La loi de 2023 sur l’ordre public a interdit les manifestations « perturbatrices », a donné à la police le pouvoir d’arrêter, de fouiller et de détenir des personnes sans aucun soupçon au motif qu’elles pourraient se joindre à une manifestation. Des journalistes couvrant les manifestations ont été arrêtés. La loi de 2023 sur les grèves (niveaux de service minimum) a rendu presque impossible pour les travailleurs de se mettre en grève. La loi de 2021 sur les sources secrètes de renseignements humains (conduite criminelle) a permis au gouvernement d’autoriser des agents à commettre des meurtres, des viols et des tortures sur ses propres citoyens « dans l’intérêt du bien-être économique du Royaume-Uni » (article 1 (5) ( 5c)).. Le gouvernement envisage maintenant de se retirer de la Convention européenne des droits de l’homme.

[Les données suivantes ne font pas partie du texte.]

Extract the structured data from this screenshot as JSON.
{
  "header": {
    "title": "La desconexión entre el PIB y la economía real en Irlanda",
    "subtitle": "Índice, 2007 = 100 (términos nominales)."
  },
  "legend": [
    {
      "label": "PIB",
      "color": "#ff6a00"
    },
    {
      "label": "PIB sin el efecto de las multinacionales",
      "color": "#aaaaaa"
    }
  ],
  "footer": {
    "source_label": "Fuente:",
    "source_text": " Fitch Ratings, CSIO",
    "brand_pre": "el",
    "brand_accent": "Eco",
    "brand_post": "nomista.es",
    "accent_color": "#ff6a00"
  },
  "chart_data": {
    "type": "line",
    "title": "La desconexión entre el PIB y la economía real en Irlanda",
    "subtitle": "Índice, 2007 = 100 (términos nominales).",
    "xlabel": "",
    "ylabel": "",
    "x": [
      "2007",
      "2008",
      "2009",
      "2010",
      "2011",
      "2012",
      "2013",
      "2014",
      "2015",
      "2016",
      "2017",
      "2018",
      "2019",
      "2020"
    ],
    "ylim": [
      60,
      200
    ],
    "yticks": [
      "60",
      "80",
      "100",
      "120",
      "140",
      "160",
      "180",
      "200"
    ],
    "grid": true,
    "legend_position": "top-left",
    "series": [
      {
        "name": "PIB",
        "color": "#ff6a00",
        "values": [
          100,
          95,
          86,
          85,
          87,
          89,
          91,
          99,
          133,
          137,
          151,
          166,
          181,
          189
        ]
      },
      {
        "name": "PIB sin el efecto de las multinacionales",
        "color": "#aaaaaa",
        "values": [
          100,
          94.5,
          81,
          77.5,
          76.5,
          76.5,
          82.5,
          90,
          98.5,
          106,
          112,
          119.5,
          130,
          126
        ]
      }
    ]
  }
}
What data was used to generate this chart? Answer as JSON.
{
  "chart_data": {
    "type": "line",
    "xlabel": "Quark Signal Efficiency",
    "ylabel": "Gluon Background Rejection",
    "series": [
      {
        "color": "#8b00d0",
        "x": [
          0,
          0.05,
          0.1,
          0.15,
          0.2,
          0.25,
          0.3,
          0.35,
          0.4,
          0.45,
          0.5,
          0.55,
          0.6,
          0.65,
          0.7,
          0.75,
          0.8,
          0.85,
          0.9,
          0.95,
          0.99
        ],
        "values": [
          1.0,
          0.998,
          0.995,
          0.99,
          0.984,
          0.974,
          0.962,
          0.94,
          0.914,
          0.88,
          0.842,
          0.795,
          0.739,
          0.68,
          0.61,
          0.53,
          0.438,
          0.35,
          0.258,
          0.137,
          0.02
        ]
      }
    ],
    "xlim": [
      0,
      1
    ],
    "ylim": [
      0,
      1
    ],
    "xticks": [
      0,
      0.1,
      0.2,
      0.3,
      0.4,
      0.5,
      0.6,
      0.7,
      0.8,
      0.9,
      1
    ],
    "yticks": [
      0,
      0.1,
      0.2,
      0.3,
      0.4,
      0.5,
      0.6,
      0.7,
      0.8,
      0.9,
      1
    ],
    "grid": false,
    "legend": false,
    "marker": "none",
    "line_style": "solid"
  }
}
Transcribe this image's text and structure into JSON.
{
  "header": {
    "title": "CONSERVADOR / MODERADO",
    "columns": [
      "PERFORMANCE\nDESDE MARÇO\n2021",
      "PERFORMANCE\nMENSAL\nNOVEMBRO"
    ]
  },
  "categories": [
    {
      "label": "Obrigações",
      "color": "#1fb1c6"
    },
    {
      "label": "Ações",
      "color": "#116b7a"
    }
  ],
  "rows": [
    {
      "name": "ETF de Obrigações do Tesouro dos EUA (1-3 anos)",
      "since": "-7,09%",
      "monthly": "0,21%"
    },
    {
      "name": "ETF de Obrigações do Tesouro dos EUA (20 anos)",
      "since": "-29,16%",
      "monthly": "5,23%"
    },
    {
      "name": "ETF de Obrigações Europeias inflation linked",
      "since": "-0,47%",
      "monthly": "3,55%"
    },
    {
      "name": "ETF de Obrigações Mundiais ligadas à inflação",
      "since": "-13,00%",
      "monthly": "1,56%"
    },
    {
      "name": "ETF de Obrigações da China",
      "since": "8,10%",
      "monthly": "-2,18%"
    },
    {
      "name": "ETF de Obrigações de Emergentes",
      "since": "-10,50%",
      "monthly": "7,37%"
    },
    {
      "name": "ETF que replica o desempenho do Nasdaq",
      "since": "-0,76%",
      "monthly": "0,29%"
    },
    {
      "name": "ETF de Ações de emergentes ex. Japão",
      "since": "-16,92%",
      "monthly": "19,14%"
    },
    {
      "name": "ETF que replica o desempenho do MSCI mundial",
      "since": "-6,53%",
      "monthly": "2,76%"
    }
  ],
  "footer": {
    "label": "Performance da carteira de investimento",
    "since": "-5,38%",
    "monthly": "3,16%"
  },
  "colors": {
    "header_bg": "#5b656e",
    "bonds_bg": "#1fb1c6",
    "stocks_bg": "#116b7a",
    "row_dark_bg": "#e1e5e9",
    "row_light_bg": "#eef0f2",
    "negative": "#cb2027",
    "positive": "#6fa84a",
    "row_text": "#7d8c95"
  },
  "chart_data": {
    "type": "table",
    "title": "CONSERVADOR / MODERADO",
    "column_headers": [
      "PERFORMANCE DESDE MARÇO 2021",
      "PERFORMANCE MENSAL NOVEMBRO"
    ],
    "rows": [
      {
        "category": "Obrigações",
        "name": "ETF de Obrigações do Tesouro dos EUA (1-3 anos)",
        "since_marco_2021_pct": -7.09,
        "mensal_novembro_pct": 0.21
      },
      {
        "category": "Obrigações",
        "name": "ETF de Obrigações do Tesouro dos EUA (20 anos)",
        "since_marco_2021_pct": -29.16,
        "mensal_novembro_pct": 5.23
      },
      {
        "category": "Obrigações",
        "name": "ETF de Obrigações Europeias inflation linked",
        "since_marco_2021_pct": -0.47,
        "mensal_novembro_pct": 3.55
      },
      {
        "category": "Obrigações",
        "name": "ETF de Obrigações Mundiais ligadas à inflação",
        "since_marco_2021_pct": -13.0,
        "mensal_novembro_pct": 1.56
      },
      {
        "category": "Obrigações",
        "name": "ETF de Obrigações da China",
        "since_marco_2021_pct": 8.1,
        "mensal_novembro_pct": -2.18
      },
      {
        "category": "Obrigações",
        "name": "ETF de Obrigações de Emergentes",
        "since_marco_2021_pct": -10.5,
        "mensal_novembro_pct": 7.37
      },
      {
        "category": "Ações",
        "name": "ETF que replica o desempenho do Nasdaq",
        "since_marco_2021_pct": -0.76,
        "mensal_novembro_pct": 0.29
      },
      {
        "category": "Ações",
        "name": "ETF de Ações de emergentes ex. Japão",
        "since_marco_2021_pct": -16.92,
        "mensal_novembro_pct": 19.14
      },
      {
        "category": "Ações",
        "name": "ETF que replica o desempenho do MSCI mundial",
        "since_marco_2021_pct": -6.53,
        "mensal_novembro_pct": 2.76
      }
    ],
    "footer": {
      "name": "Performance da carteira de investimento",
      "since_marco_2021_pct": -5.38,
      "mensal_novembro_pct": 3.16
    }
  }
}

Il y a peu de différence dans les politiques proposées par les grands partis politiques. Ils sont tous devenus un parti du 1% et ne promettent pas de revenir sur les droits économiques, sociaux et politiques perdus. Mais les gens affluaient toujours vers eux. Comme le dit le livre de George Orwell en 1984, « Le Parti vous a dit de rejeter les preuves de vos yeux et de vos oreilles. C’était leur dernier commandement, le plus essentiel. Ce que le Parti craint le plus, c’est la liberté de pensée. Ainsi, le gouvernement a ordonné aux écoles de ne pas utiliser de littérature qui cherche à abolir ou à renverser la démocratie ou le capitalisme contemporain. Le Premier ministre a expliqué que l’objectif prédominant de l’enseignement supérieur est de préparer les gens à être les rouages de la machine capitaliste et que les diplômes universitaires offrant tout ce dont ils ont besoin doivent être progressivement supprimés. Apparemment, la vie humaine est une pure question de survie et rien d’autre.
Ceux qui ne sont pas encore entièrement convertis aux personnes pod continuent de rappeler qu’un autre monde est possible. Les clones les pointent du doigt, les qualifiant de manière désobligeante de wokerati mangeurs de tofu, antipatriotiques, de gauche et socialistes qui doivent en quelque sorte être réduits au silence et exilés. Pourtant, l’avenir reste plein de possibilités émancipatrices car le 1% n’a pas été en mesure de diminuer la capacité humaine d’amour, d’émotions, de soins, de justice, d’équité, de compassion et de construction communautaire.